Glad you liked it, I don't remember recommending it but there was a time not long back when I was asking everybody to read it, even offering to buy a copy :)

Russian pirates have copied the entire book on net, in two translations!! just in case you want to reread some specific chapter.

Alok said...

the same site has his novella The Heart of a Dog too which is another hilarious headtrip.

Anonymous said...

Yay! More ebooks! As if Project Gutenberg was not enough to spoil my (already failing) eyesight :(

Anonymous said...

These russians have some awesome OCR technology. Thanks for the link.

km said...

Alok: now I am sure it WAS you :)
Thanks for those links. I am going to read that novella over the weekend.

Lekhni: Staring at a screen to read anything longer than a blogpost is hard, isn't it?

Anon: Russians love their OCR too.

Rahul said...

Oddly enough, this is the second time today I'm reading about that book.

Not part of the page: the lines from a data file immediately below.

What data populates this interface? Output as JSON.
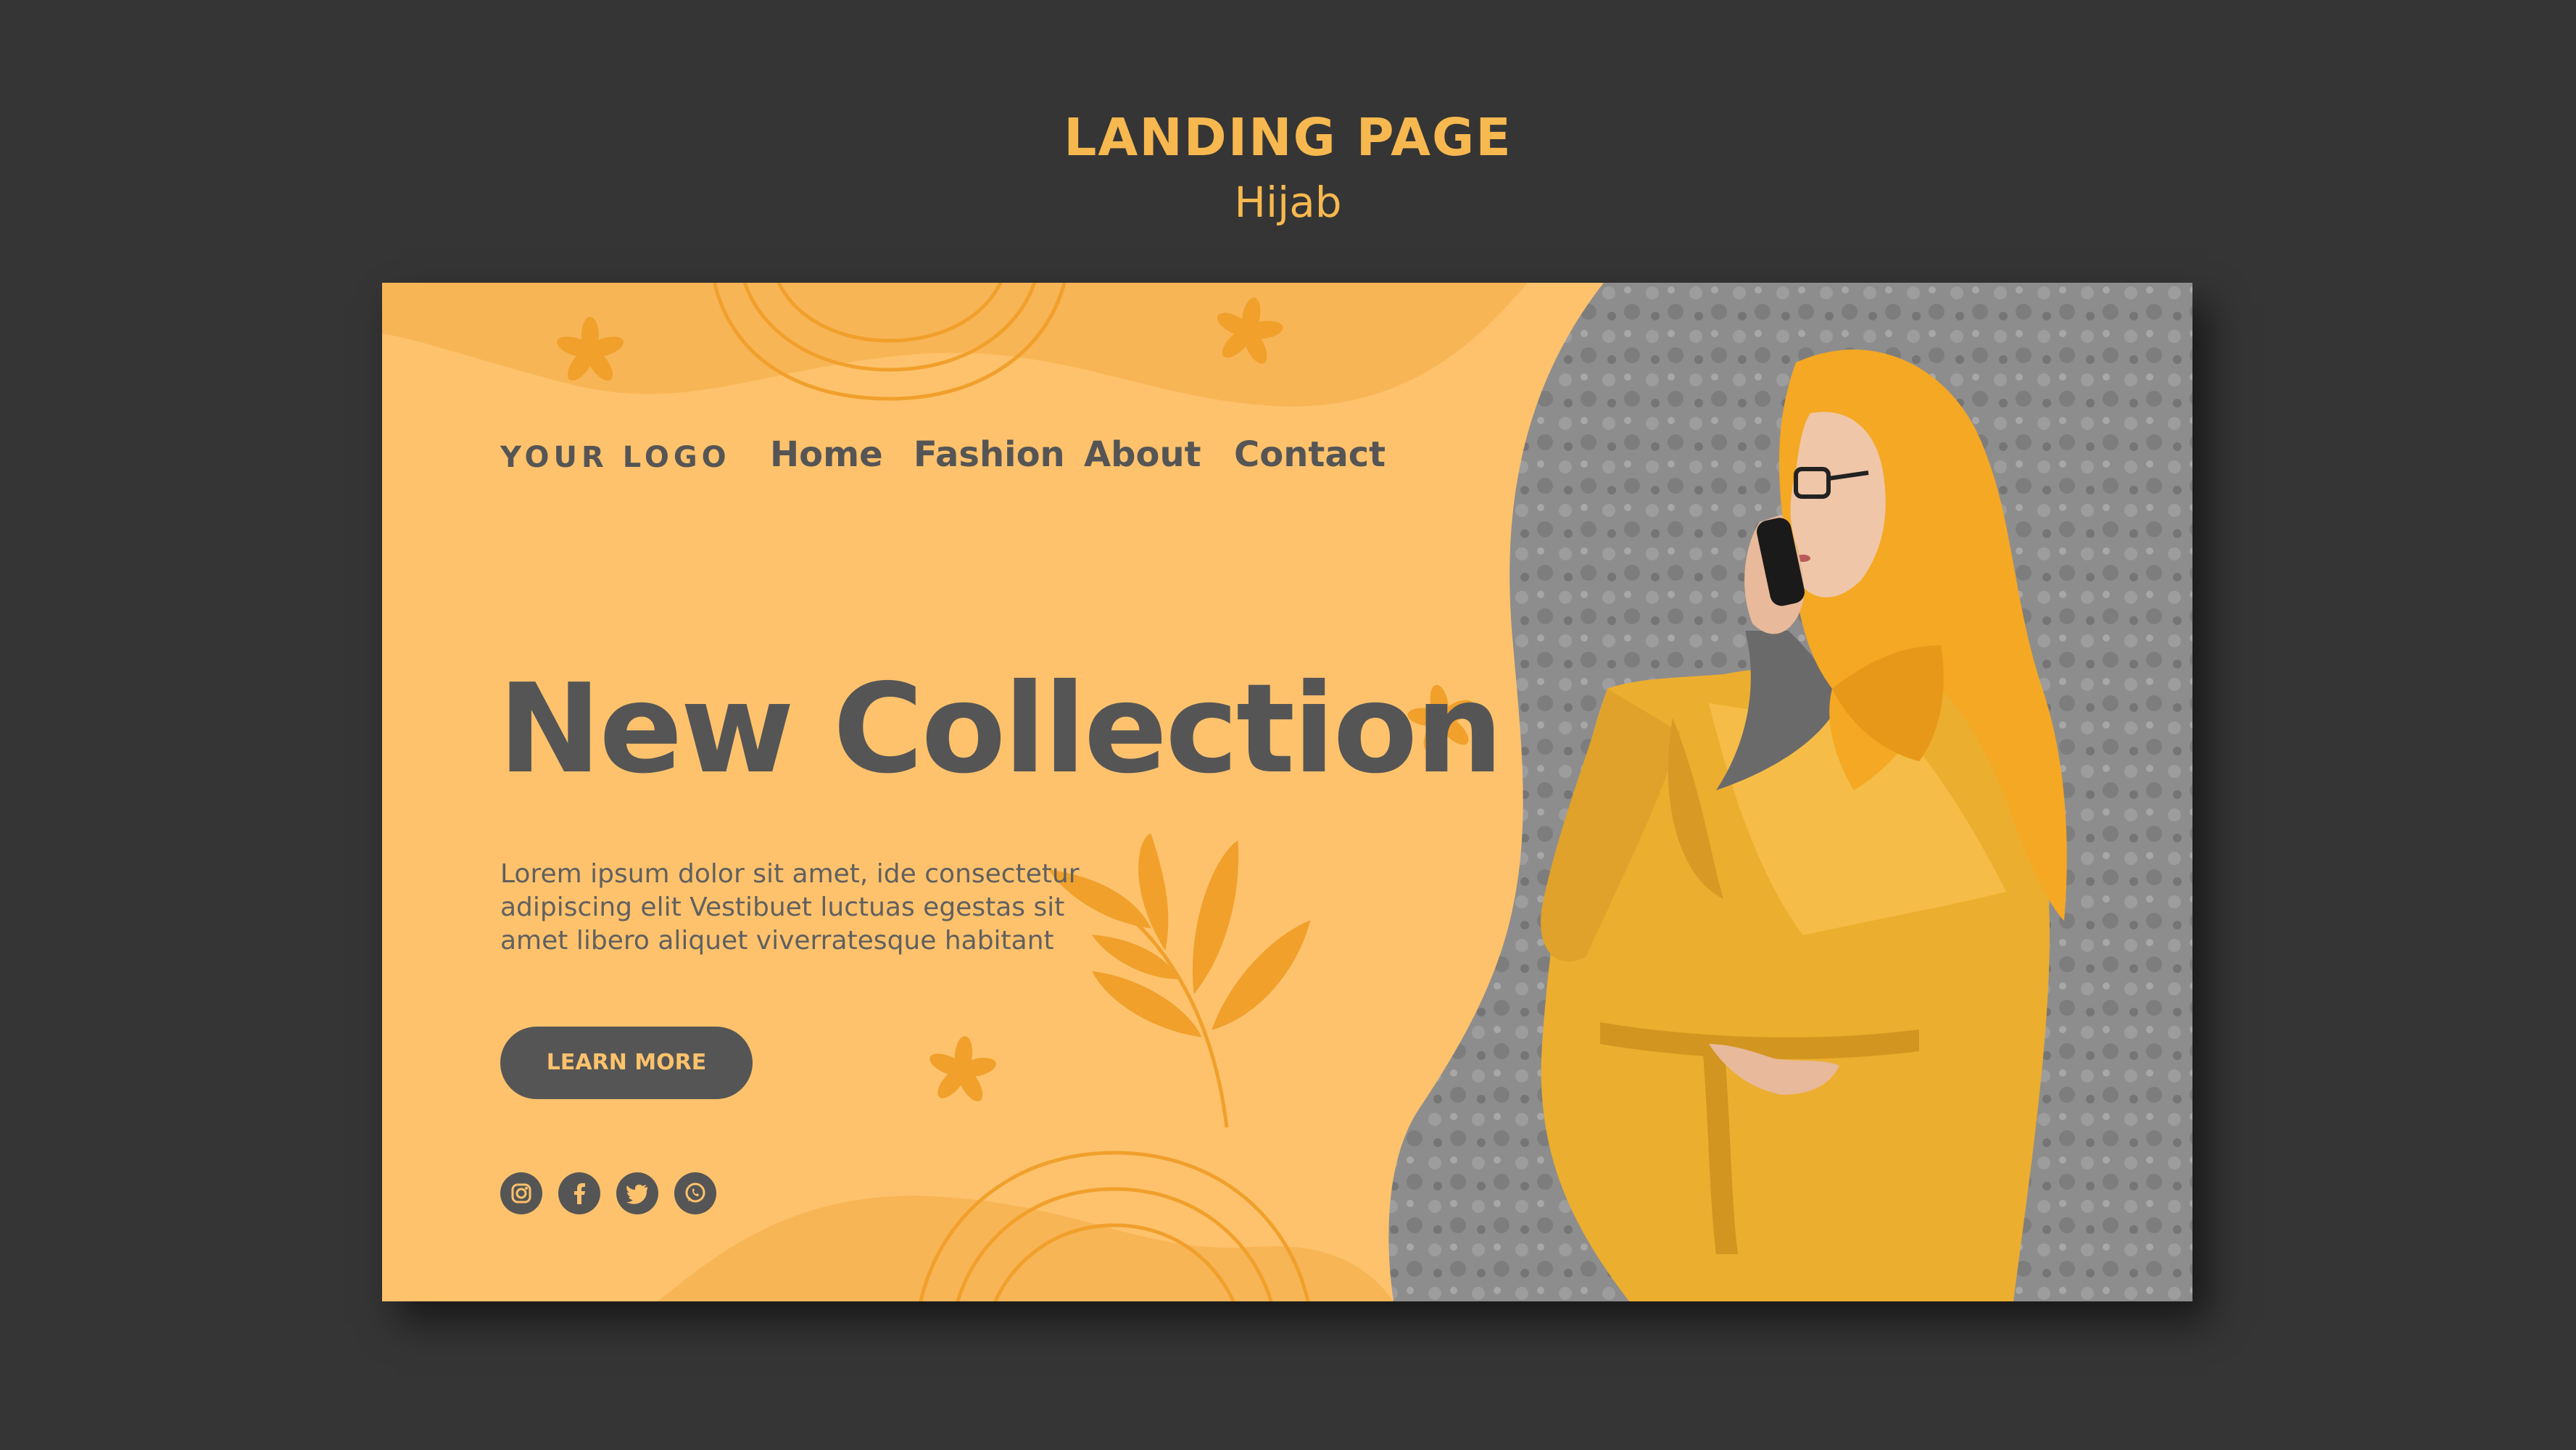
{
  "header": {
    "title": "LANDING PAGE",
    "subtitle": "Hijab"
  },
  "site": {
    "logo": "YOUR LOGO",
    "nav": [
      "Home",
      "Fashion",
      "About",
      "Contact"
    ],
    "hero": {
      "headline": "New Collection",
      "body_lines": [
        "Lorem ipsum dolor sit amet, ide consectetur",
        "adipiscing elit Vestibuet luctuas egestas sit",
        "amet libero aliquet viverratesque habitant"
      ],
      "cta_label": "LEARN MORE"
    },
    "social_icons": [
      "instagram-icon",
      "facebook-icon",
      "twitter-icon",
      "whatsapp-icon"
    ]
  },
  "colors": {
    "background": "#353535",
    "accent": "#f7b84f",
    "panel": "#fec26c",
    "panel_dark": "#f8b556",
    "text_dark": "#555555",
    "ornament": "#f0a02b"
  }
}
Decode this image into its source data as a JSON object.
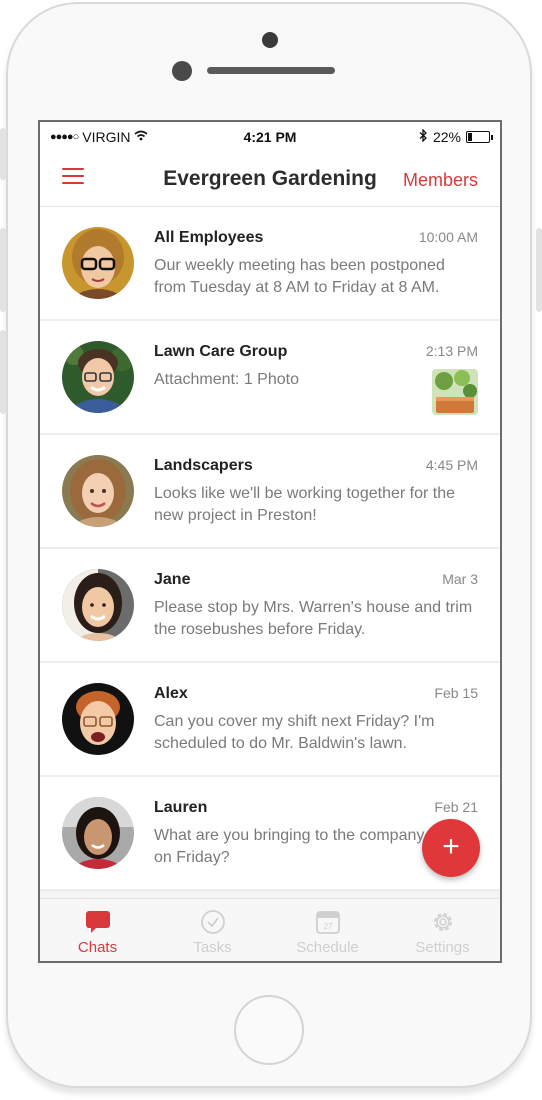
{
  "status_bar": {
    "carrier": "VIRGIN",
    "time": "4:21 PM",
    "battery": "22%",
    "battery_level": 0.22
  },
  "nav": {
    "title": "Evergreen Gardening",
    "members_label": "Members"
  },
  "chats": [
    {
      "name": "All Employees",
      "time": "10:00 AM",
      "preview": "Our weekly meeting has been postponed from Tuesday at 8 AM to Friday at 8 AM."
    },
    {
      "name": "Lawn Care Group",
      "time": "2:13 PM",
      "preview": "Attachment: 1 Photo"
    },
    {
      "name": "Landscapers",
      "time": "4:45 PM",
      "preview": "Looks like we'll be working together for the new project in Preston!"
    },
    {
      "name": "Jane",
      "time": "Mar 3",
      "preview": "Please stop  by Mrs. Warren's house and trim the rosebushes before Friday."
    },
    {
      "name": "Alex",
      "time": "Feb 15",
      "preview": "Can you cover my shift next Friday? I'm scheduled to do Mr. Baldwin's lawn."
    },
    {
      "name": "Lauren",
      "time": "Feb 21",
      "preview": "What are you bringing to the company party on Friday?"
    }
  ],
  "fab": {
    "label": "+"
  },
  "tabs": [
    {
      "label": "Chats",
      "icon": "chat-bubble-icon",
      "active": true
    },
    {
      "label": "Tasks",
      "icon": "check-circle-icon",
      "active": false
    },
    {
      "label": "Schedule",
      "icon": "calendar-icon",
      "active": false,
      "calendar_day": "27"
    },
    {
      "label": "Settings",
      "icon": "gear-icon",
      "active": false
    }
  ],
  "colors": {
    "accent": "#d9383a",
    "fab": "#e0373a"
  }
}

The first time occurred as follows: I was listening to something that reminded me of the Stones' "Sympathy for the devil". So I listened to that. Then I looked up the wikipedia article on it, which said that the lyrics were heavily inspired by "The Master and Margarita", though apparently Jagger didn't say so.

As for Lloyd Webber -- Roger Waters said it well. (Lyrics, video)

km said...

Rahul: LOL@ that Waters' lyric. I had never heard that song before. Thanks for the links.

While I was aware of the lyrics to Sympathy being inspired by the book, I had somehow missed reading the book itself.

Man, '68 was a year for some really dark music.